Gary Cammack has a slick way to plant trees for wildlife habitat and to stabilize cut banks. He uses water pressure and a device he calls a Waterjet Stinger to drill a hole in the soil. He then inserts a willow or cottonwood “stick” harvested from thick stands of established willow and cottonwood trees.
“Normally it’s nearly impossible to get these trees established in heavy gumbo soil,” says Cammack. “With 200 lbs. water pressure, I can blow a hole 4 to 6 ft. deep in the heaviest gumbo in less than a minute. Doing it this way, we’ve had a 50 to 60 percent success rate.”
Cammack suggests the success has to do with the depth of the hole that gets the sticks into subsoil moisture. He likes to have about 3 ft. of stick above ground and at least 4 ft. in the ground. Shallower holes would dry out before the sticks could root.
“We harvest dormant willows and cottonwood from what we call a dog-hair stand,” explains Cammack. “We clip the branches off to get a 6 to 8-ft. stick, 3/4 in. to an inch in diameter at its bottom end. We clip the top at about 3/8 in. diameter.”
Cammack had assistance from the local NRCS in developing the Waterjet Stinger.
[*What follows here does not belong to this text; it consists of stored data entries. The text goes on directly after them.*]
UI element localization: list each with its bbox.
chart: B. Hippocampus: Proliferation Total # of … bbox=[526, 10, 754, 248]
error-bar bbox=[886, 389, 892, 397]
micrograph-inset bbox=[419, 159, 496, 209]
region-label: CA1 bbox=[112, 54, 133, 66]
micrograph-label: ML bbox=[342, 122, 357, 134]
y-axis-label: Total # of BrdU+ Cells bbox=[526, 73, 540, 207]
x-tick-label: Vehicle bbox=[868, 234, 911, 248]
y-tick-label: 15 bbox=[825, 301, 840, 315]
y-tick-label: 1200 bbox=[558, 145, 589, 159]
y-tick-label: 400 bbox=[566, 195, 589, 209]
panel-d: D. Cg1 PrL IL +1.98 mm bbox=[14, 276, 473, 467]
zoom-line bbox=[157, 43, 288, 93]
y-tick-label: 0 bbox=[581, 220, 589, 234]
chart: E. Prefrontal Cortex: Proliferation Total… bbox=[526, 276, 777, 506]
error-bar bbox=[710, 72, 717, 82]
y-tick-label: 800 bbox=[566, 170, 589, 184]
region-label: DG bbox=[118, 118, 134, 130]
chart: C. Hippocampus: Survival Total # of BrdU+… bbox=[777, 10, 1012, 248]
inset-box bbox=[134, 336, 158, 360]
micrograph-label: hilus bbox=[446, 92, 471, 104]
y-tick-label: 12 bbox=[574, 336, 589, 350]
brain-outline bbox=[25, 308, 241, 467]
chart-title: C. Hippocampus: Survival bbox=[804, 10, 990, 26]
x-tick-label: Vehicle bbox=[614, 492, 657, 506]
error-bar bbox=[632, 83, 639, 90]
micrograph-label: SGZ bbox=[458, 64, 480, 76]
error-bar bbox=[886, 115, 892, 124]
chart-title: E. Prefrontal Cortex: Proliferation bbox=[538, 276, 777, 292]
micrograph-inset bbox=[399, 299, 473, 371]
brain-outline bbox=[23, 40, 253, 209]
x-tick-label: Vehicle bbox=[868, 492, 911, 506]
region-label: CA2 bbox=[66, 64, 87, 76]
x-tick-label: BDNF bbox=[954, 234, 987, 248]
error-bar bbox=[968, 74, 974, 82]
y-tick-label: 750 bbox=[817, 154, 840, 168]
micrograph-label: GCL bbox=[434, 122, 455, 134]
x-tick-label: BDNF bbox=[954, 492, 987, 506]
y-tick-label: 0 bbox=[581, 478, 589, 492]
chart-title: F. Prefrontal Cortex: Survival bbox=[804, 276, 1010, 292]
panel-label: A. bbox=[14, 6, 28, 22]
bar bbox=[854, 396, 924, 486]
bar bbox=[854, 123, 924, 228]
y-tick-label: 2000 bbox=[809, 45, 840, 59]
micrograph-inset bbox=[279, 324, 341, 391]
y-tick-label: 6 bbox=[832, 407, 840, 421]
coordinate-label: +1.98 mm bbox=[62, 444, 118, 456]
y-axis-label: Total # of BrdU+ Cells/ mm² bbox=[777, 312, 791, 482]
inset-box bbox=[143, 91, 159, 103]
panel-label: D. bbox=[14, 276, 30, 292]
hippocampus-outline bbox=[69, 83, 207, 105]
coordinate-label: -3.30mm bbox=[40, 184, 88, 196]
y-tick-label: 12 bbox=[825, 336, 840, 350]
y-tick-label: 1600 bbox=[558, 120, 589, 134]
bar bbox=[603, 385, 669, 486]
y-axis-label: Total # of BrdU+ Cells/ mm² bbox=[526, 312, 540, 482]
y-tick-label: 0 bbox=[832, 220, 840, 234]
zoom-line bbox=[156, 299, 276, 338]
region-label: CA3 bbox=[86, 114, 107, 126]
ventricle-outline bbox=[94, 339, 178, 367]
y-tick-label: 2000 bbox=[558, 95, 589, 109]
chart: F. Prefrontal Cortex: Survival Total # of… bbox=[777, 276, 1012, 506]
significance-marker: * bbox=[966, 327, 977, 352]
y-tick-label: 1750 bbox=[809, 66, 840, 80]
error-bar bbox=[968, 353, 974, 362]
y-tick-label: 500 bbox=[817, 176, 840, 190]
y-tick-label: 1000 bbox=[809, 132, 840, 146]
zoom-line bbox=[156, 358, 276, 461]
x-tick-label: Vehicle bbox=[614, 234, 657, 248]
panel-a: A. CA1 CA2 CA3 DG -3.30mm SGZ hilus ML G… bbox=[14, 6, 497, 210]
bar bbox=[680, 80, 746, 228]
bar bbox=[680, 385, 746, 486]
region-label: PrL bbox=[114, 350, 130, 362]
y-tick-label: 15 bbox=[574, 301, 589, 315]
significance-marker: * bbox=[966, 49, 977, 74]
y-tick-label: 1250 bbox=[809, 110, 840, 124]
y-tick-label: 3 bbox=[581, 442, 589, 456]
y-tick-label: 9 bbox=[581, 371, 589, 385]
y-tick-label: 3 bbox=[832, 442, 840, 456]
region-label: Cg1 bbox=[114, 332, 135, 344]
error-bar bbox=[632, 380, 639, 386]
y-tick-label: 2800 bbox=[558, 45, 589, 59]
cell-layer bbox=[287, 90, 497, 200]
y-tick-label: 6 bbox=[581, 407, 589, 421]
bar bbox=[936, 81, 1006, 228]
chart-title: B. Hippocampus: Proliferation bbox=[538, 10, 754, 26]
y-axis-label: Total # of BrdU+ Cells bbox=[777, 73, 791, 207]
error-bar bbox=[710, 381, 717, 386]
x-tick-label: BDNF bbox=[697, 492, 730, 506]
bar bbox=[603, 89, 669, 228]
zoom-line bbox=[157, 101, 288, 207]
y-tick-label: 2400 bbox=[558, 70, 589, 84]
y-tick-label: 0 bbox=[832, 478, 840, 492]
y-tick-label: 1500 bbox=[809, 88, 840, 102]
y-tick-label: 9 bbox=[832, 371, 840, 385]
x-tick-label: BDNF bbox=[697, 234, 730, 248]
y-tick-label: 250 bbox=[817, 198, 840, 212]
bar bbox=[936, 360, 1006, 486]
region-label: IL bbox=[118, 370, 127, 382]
It uses a gas-powered, high-pressure pump. The Stinger component is a 6-ft. hollow pipe with a T-handle and a stainless steel nozzle. The unit is effective and fast.
“Four of us planted 200 trees in an area in a couple hours one Sunday afternoon,” recalls Cammack. “We went back to one area two years later, and there were enough branches and leaves that we found bird nests.”
Cammack and his family had no problem finding components as they operate a ranch supply business. He says they can fabricate Waterjet Stingers for others, or he is glad to answer any questions about making and using one. Detailed information about fabricating and using a Waterjet Stinger is also available from the NRCS.